My idea would be for the HMRC to say “Pay us on the first of each month instead of the seventeenth and we’ll invest your money with everyone else who does the same. This rather large sum of money will gain far more interest than you could get on your own and to be fair, we’ll split the profit with you. Half the profit of what we earn from investing your money we’ll give you back. The other half we’ll put into a Sovereign Fund and we’ll use it to fund national projects.”

There’s no major change involved for the organisation. Most payroll is calculated electronically and my guess is it’s about as easy to pay in the 1st as it is any other day. If a company was having cash flow problems they could elect to pay later, all online.

Other organisations outside of HMRC could do the same to encourage early payment. It is, after all, what all businesses want. What consumers want is a fair deal. And the web makes mass aggregation easy.

Spotify

There are a number of sites that give you access to Spotify playlists but what there doesn’t seem to be is a site that says – if you like that you’ll like this.

What I’d love is to be able to mark a track as a favourite (for some reason I see this different to starring it) and have a matching engine analyse the track and find others like it.  I could then mark the tracks it finds as on the money or off the mark and by so doing, further develop its ability to bring me the music I want to hear.
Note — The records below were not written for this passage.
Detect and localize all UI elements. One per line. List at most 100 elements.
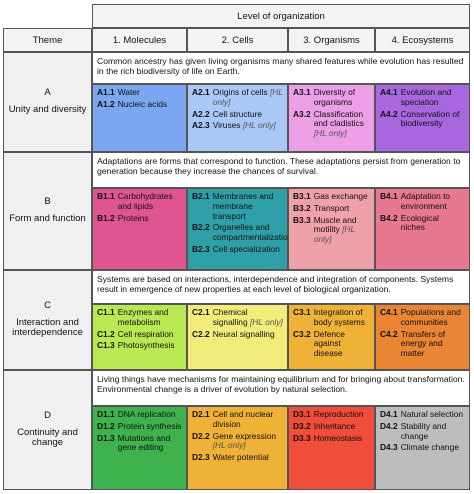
topic-code: B1.2: [97, 212, 115, 223]
topic-title: Transfers of energy and matter: [400, 328, 446, 358]
topic-code: D4.2: [380, 420, 398, 431]
topic-title: Natural selection: [400, 409, 464, 419]
topic-item: C4.1 Populations and communities: [380, 307, 465, 328]
theme-letter: B: [44, 196, 51, 208]
topic-cell-d2: D2.1 Cell and nuclear division D2.2 Gene ex…: [187, 406, 288, 490]
topic-title: Diversity of organisms: [313, 87, 356, 107]
topic-text-wrap: Inheritance: [314, 421, 355, 432]
topic-title: Reproduction: [313, 409, 364, 419]
topic-title: Ecological niches: [400, 212, 439, 233]
topic-item: A3.1 Diversity of organisms: [293, 87, 370, 108]
level-header-cells: 2. Cells: [187, 28, 288, 52]
topic-item: A1.2 Nucleic acids: [97, 98, 182, 110]
topic-item: D3.1 Reproduction: [293, 409, 370, 420]
topic-code: D4.1: [380, 409, 398, 419]
topic-code: A3.2: [293, 108, 311, 119]
hl-only-tag: [HL only]: [313, 224, 355, 244]
level-of-organization-header: Level of organization: [92, 4, 470, 28]
topic-item: C3.2 Defence against disease: [293, 328, 370, 359]
topic-text-wrap: Organelles and compartmentalization: [213, 222, 293, 243]
topic-title: Evolution and speciation: [400, 87, 452, 107]
topic-title: Stability and change: [400, 420, 447, 441]
topic-code: D3.3: [293, 432, 311, 443]
topic-title: Membranes and membrane transport: [212, 191, 274, 221]
topic-cell-a3: A3.1 Diversity of organisms A3.2 Classifica…: [288, 84, 375, 152]
level-header-molecules: 1. Molecules: [92, 28, 187, 52]
topic-code: A3.1: [293, 87, 311, 97]
hl-only-tag: [HL only]: [212, 440, 246, 451]
topic-item: A2.2 Cell structure: [192, 109, 283, 120]
topic-title: Protein synthesis: [117, 420, 182, 431]
topic-title: Carbohydrates and lipids: [117, 191, 173, 211]
topic-text-wrap: Protein synthesis: [117, 420, 182, 432]
topic-code: C4.1: [380, 307, 398, 317]
topic-title: DNA replication: [117, 409, 176, 419]
topic-code: C4.2: [380, 328, 398, 339]
topic-code: A2.1: [192, 87, 210, 97]
topic-title: Integration of body systems: [313, 307, 365, 327]
topic-code: B4.1: [380, 191, 398, 201]
topic-item: A2.1 Origins of cells [HL only]: [192, 87, 283, 108]
theme-cell-d: D Continuity and change: [3, 370, 92, 490]
topic-title: Gene expression: [212, 430, 277, 441]
topic-text-wrap: DNA replication: [117, 409, 176, 420]
topic-code: A1.2: [97, 98, 115, 109]
topic-code: D2.1: [192, 409, 210, 419]
topic-item: D1.3 Mutations and gene editing: [97, 432, 182, 454]
topic-cell-c4: C4.1 Populations and communities C4.2 Trans…: [375, 304, 470, 370]
topic-text-wrap: Photosynthesis: [118, 340, 175, 351]
topic-text-wrap: Homeostasis: [314, 433, 362, 444]
topic-item: B1.1 Carbohydrates and lipids: [97, 191, 182, 212]
topic-item: B4.2 Ecological niches: [380, 212, 465, 234]
topic-text-wrap: Water: [118, 87, 140, 98]
theme-letter: A: [44, 87, 51, 99]
topic-code: C2.2: [192, 328, 210, 339]
topic-text-wrap: Enzymes and metabolism: [118, 307, 182, 328]
topic-title: Cell respiration: [117, 328, 174, 339]
topic-title: Proteins: [117, 212, 149, 223]
topic-text-wrap: Evolution and speciation: [400, 87, 465, 108]
hl-only-tag: [HL only]: [313, 128, 347, 138]
topic-text-wrap: Cell respiration: [117, 328, 174, 340]
topic-item: C1.3 Photosynthesis: [97, 340, 182, 351]
topic-item: A4.2 Conservation of biodiversity: [380, 108, 465, 130]
level-header-organisms: 3. Organisms: [288, 28, 375, 52]
theme-statement-b: Adaptations are forms that correspond to…: [92, 152, 470, 188]
topic-code: D3.1: [293, 409, 311, 419]
topic-text-wrap: Carbohydrates and lipids: [117, 191, 182, 212]
theme-name: Form and function: [9, 213, 86, 224]
topic-title: Gas exchange: [313, 191, 368, 201]
topic-cell-d3: D3.1 Reproduction D3.2 Inheritance D3.3 Homeo…: [288, 406, 375, 490]
topic-text-wrap: Adaptation to environment: [400, 191, 465, 212]
topic-item: D4.2 Stability and change: [380, 420, 465, 442]
topic-code: A4.2: [380, 108, 398, 119]
theme-column-header: Theme: [3, 28, 92, 52]
topic-item: C4.2 Transfers of energy and matter: [380, 328, 465, 359]
topic-item: A2.3 Viruses [HL only]: [192, 120, 283, 131]
topic-text-wrap: Muscle and motility [HL only]: [313, 215, 370, 245]
topic-item: B3.2 Transport: [293, 202, 370, 214]
topic-code: D2.2: [192, 430, 210, 441]
topic-code: B2.2: [192, 222, 210, 233]
topic-item: B3.3 Muscle and motility [HL only]: [293, 215, 370, 245]
topic-text-wrap: Nucleic acids: [117, 98, 168, 110]
topic-cell-a1: A1.1 Water A1.2 Nucleic acids: [92, 84, 187, 152]
topic-cell-a4: A4.1 Evolution and speciation A4.2 Conserva…: [375, 84, 470, 152]
topic-code: B4.2: [380, 212, 398, 223]
theme-statement-a: Common ancestry has given living organis…: [92, 52, 470, 84]
topic-title: Adaptation to environment: [400, 191, 451, 211]
topic-item: C2.1 Chemical signalling [HL only]: [192, 307, 283, 328]
hl-only-tag: [HL only]: [212, 87, 283, 107]
topic-text-wrap: Populations and communities: [401, 307, 465, 328]
topic-cell-b3: B3.1 Gas exchange B3.2 Transport B3.3 Muscle …: [288, 188, 375, 270]
topic-text-wrap: Gene expression [HL only]: [212, 430, 283, 452]
topic-cell-d1: D1.1 DNA replication D1.2 Protein synthesis…: [92, 406, 187, 490]
topic-item: D2.2 Gene expression [HL only]: [192, 430, 283, 452]
theme-cell-a: A Unity and diversity: [3, 52, 92, 152]
topic-code: B3.2: [293, 202, 311, 213]
topic-title: Defence against disease: [313, 328, 345, 358]
topic-title: Nucleic acids: [117, 98, 168, 109]
topic-item: D1.1 DNA replication: [97, 409, 182, 420]
topic-item: C3.1 Integration of body systems: [293, 307, 370, 328]
topic-code: D1.3: [97, 432, 115, 443]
Tools that help us filter signal from noise are one of the great next developments of the information age. The problem now is too much choice and this is particularly acute when it comes to music. There is so much wonderful music out there I know I would love but I just don’t know how to find it. I know what I like and with Spotify I’ve got a way of listening to it, be great if someone could develop technology to point me to it.